I was not a complete vineyard virgin, though I had been incompetent. Indeed, now I know a bit more about it the scale on my incompetence astonishes me. In 2010, on a small northwest! facing bank my wife wanted taming, on a whim I planted seventy-five Solaris vines. Solaris vines, once they get to three or four years old, should produce enough grapes for a bottle of wine or more per vine. If you visit I will happily explain my incompetence in detail but at this juncture this is sufficiently illustrated by the fact that in the following five years I managed to produce six 75 cl bottles of wine – and I cheated with two of those.
However, things have improved dramatically. The during the days that the looming redundancy progressed from possibility to certainty it concentrated mymind as to what to do next. The idea of planting a 'proper' vineyard had taken hold but I thought “wouldn’t it be so much easier somewhere with a bit more sun?
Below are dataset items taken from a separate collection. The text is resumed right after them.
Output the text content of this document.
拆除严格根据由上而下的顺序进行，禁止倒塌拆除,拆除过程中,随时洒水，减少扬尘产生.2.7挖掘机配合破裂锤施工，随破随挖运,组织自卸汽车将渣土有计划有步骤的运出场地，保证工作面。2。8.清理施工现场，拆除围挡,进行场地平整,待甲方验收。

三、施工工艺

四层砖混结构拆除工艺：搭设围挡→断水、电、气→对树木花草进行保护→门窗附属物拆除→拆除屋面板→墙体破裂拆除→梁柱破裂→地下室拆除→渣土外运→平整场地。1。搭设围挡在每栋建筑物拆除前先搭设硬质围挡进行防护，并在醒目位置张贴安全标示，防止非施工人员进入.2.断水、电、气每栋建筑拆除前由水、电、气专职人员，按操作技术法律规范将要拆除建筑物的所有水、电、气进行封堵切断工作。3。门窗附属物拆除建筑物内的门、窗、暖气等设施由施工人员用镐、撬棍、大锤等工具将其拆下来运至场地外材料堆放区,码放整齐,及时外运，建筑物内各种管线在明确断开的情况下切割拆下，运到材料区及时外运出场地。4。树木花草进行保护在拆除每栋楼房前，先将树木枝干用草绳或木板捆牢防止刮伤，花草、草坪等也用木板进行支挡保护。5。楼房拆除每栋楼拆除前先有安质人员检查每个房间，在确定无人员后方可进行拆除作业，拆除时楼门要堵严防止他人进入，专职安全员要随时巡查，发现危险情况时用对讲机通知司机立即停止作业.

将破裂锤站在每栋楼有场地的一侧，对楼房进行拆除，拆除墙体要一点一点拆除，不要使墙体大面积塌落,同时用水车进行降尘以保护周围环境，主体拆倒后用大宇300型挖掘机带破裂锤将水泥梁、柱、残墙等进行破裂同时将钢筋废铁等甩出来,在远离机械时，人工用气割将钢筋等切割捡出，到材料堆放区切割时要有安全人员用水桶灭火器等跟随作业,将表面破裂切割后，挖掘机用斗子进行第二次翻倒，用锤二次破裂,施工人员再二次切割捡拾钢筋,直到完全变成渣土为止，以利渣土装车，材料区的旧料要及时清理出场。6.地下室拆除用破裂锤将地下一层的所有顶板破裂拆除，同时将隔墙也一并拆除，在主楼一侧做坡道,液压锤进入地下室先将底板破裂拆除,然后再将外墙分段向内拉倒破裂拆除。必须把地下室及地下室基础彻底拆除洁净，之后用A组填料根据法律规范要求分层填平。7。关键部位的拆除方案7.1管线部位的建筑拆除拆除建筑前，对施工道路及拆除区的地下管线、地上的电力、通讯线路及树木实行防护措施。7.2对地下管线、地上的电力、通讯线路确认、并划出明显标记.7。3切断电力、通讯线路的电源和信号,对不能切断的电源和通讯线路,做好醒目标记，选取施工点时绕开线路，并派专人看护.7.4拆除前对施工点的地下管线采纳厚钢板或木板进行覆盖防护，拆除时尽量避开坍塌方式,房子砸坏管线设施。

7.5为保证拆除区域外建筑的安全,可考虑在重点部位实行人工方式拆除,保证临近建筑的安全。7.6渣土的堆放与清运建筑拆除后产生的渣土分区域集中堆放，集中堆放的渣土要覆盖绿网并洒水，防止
Like Andalucia!”. I could enjoy my retirement going out to Spain whenever I felt like it to spend time pottering around in the sunshine, tending the land, meeting people and enjoying myself. Then I would come back to the UK with a few bottles of this wonderful wine and turn up at the houses of friends saying “this is from the vineyard in Spain”, to general admiration and envy. I know Andalucia quite well, and I wasn’t thinking rolling hillsides filled with my vines for as far as the eye could see. Just to plant a few hundred and make a bit of wine, though commercially, not just a hobby. There would be a bit of hard work involved on the land, but not too much. And I’d do all myself of course. Why not? I like gardening.
After looking for six months I found the right plot of land (a long story) and set about the legal process of buying it, only to then find out that the complexities of The Common Agricultural Policy make it nigh on impossible to cultivate a new vineyard in Andalucia, the rest of Spain and for that matter most of mainland Europe as well (why didn’t anybody tell me at the start?). Determined to continue in one way or another, I looked again at Anglesey, thought “What the heck” and learnt how to grow vines properly in the UK. In spring of 2016 I planted again in our field, still only 400 vines – Solaris and Rondo, varieties adapted to cooler regions – but this time I hope I’m doing a better job. This is the first phase, if it works I’ll plant more. Come and see how I’m getting on!!
But there’s more!! I love Spain and I liked the idea of spending a good part of my retirement travelling there – why couldn’t the vineyard in Anglesey reflect this? Think of all the things you associate with Spain, why couldn’t I bring a few of those back here? Ceramics, leather products, olive oil, bullfights? Well not the last but I have succeeded with the other three. I’ve had amazing travels in Andalucia, found stunning products, each with their own story, and brought them back to Anglesey to sell. When you visit I'm sure you will love them.